Scientists may be able to use simple baker's yeast to recreate the destruction wreaked by Parkinson's disease in a test tube.
Yeast was observed under attack from "Parkinson's"
It is hoped that the experiments will help them devise ways to halt the disease in its tracks.
US researchers overloaded yeast cells with a body chemical implicated in the human disease - then watched as Parkinson-like damage emerged.
The yeast model could now be used for early tests of promising treatments.
Scientists believe that Parkinson's patients have a problem in the brain caused by a "protein" called alpha-synuclein (aSyn).
Even in small amounts, this protein can persuade nearby brain proteins to lose their normal shape and form irregular clusters.
The shape of a protein is vital to its proper function, and the clusters appear eventually to cause brain cell death, leading to the characteristic symptoms of Parkinson's - progressively worsening tremor and muscle rigidity.

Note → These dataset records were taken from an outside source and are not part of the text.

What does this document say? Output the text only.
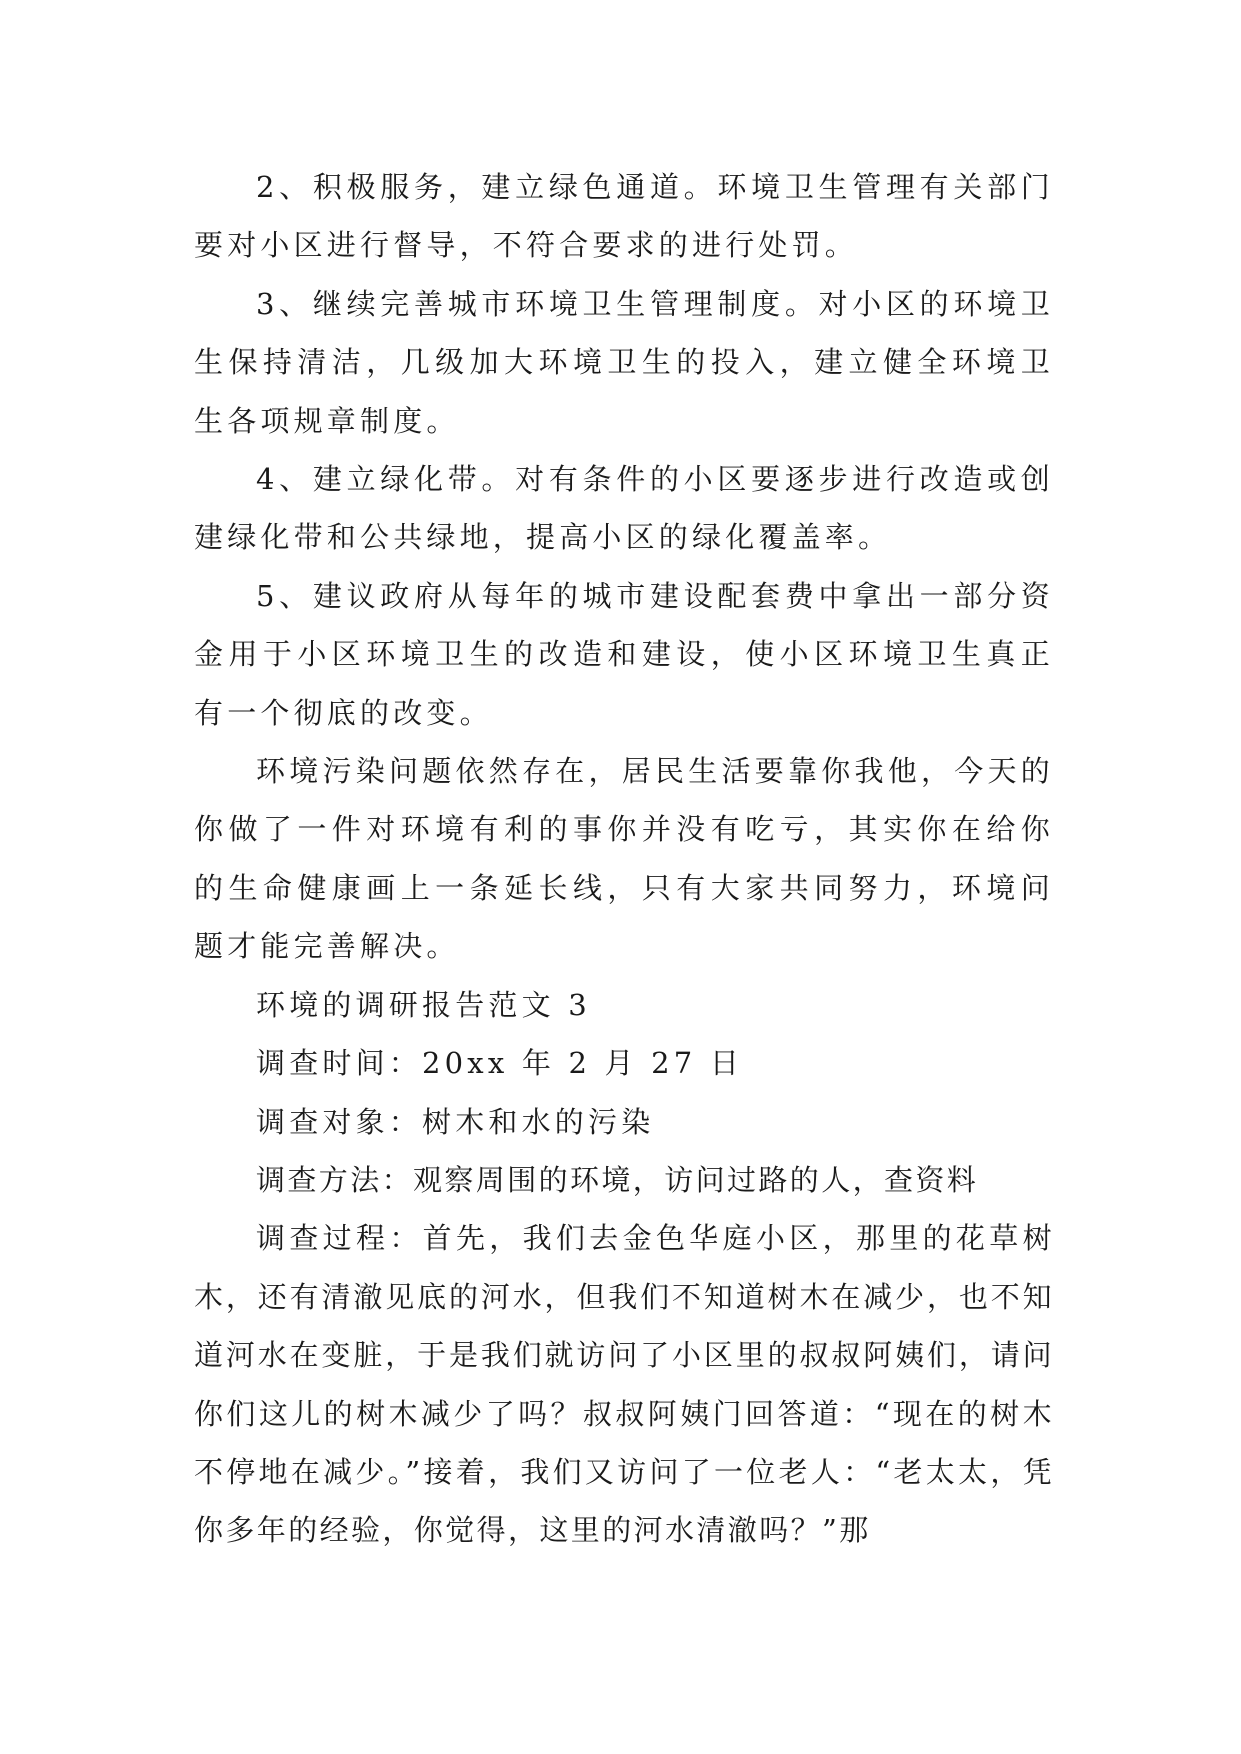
2、积极服务，建立绿色通道。环境卫生管理有关部门要对小区进行督导，不符合要求的进行处罚。

3、继续完善城市环境卫生管理制度。对小区的环境卫生保持清洁，几级加大环境卫生的投入，建立健全环境卫生各项规章制度。

4、建立绿化带。对有条件的小区要逐步进行改造或创建绿化带和公共绿地，提高小区的绿化覆盖率。

5、建议政府从每年的城市建设配套费中拿出一部分资金用于小区环境卫生的改造和建设，使小区环境卫生真正有一个彻底的改变。

环境污染问题依然存在，居民生活要靠你我他，今天的你做了一件对环境有利的事你并没有吃亏，其实你在给你的生命健康画上一条延长线，只有大家共同努力，环境问题才能完善解决。

环境的调研报告范文 3

调查时间：20xx 年 2 月 27 日

调查对象：树木和水的污染

调查方法：观察周围的环境，访问过路的人，查资料

调查过程：首先，我们去金色华庭小区，那里的花草树木，还有清澈见底的河水，但我们不知道树木在减少，也不知道河水在变脏，于是我们就访问了小区里的叔叔阿姨们，请问你们这儿的树木减少了吗？叔叔阿姨门回答道：“现在的树木不停地在减少。”接着，我们又访问了一位老人：“老太太，凭你多年的经验，你觉得，这里的河水清澈吗？”那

There are drug treatments which can ease these, but over time they lose their effectiveness, and there is no complete cure for the condition.
Doctors cannot simply start looking at manipulating the brains of live human patients to see what is going on, and need a cheap alternative which would allow them to test new theories swiftly.
Yeast cells may offer an alternative.
The researchers, from the Whitehead Institute for Biomedical Research in Cambridge, Massachusetts, assembled a group of yeast cells, each manipulated to carry differing amounts of aSyn protein.
Tiago Outeiro, one of the team, said: "Basically, I wanted to see what happens in the cell when we produce just a bit more that the quality-control system can handle.
"Does the biology of the protein change? Does it simply sit there? Does it cause problems to the cell?"
They observed that aSyn at low levels in the cell appeared to play a perfectly legitimate role - heading for the cell membrane and regulating the processing of fats.
But as the levels of aSyn rose, problems began to arise.
Some of the proteins "misfolded", forming the wrong shape, and caused other nearby proteins to do the same thing.
These proteins gathered into clusters, and the cell began to die.
Redressing the balance
Professor Susan Lindquist, another Whitehead researcher, said the implications were important.
"This confirms our suspicions that many of these proteins that cause disease can be very finely balanced, and when you tip the balance over just a little bit, it doesn't take a whole lot to cause a reaction.
"But the hopeful thing is that it might not take a whole lot to tip the balance back, by devising ways to improve the quality control mechanisms in cells that normally dispose of these misfolded proteins."